Institut de Biochimie et Génétique Cellulaires, UMR CNRS 5095, F-33077, Bordeaux, F.

  Abstract

Mitochondria, the centers of cellular energy production, have transferred the majority of their own genetic material to the nuclear genome during evolution. Yet a handful of genes remain in all mitochondrial genomes, despite their susceptibility to damaging by metabolic byproducts and mutations. The consequences of mtDNA mutations are significant: they are implicated in a range of severe diseases, and the mutations accumulated during a lifetime are believed to lead to neurodegenerative disorders and the ageing process itself.

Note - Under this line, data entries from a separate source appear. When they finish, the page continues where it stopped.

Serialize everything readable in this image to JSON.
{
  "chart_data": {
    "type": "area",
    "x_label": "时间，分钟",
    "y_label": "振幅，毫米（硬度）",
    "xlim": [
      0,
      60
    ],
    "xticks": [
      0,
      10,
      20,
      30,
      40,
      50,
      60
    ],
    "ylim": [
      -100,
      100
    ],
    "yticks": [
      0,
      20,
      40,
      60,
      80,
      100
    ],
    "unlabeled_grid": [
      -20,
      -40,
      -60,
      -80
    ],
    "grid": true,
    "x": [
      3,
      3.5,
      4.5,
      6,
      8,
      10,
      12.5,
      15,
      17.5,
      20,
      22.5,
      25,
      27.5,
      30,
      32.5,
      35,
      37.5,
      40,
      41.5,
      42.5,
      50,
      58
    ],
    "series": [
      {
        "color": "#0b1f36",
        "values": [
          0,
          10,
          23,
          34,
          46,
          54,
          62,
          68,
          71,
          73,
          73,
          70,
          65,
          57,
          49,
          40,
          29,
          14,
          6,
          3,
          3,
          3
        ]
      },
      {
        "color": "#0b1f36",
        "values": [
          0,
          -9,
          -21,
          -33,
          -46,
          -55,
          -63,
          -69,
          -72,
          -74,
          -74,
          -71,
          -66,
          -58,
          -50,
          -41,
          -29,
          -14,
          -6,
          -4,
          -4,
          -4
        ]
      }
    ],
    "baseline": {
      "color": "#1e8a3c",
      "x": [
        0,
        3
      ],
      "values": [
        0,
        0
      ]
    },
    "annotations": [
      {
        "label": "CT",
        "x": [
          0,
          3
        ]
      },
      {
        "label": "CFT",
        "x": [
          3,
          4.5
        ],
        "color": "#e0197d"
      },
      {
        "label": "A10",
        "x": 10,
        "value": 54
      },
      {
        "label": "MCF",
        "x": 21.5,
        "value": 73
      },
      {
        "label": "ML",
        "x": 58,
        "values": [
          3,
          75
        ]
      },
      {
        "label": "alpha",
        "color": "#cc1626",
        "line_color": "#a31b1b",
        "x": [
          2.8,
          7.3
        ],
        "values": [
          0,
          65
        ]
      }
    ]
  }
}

This raises the question of why the mitochondrial genome still exists, despite the potentially severe consequences on fitness in all eukaryotes, and what are the cellular processes that limit or support mitochondrial gene expression from the nucleus? These questions can be answered by synthetic ``allotopic'' expression of these genes from the protected environment of the nucleus. Yeast is uniquely suited to study this problem because it is one of few organisms where mtDNA can be manipulated, and is amenable to genomic and synthetic biology techniques. Using this approach, we found that successful transfer of mtDNA to the nucleus requires adaptations not only in the allotopic protein, but also in several cellular processes to protect it from degradation both outside and inside the organelle.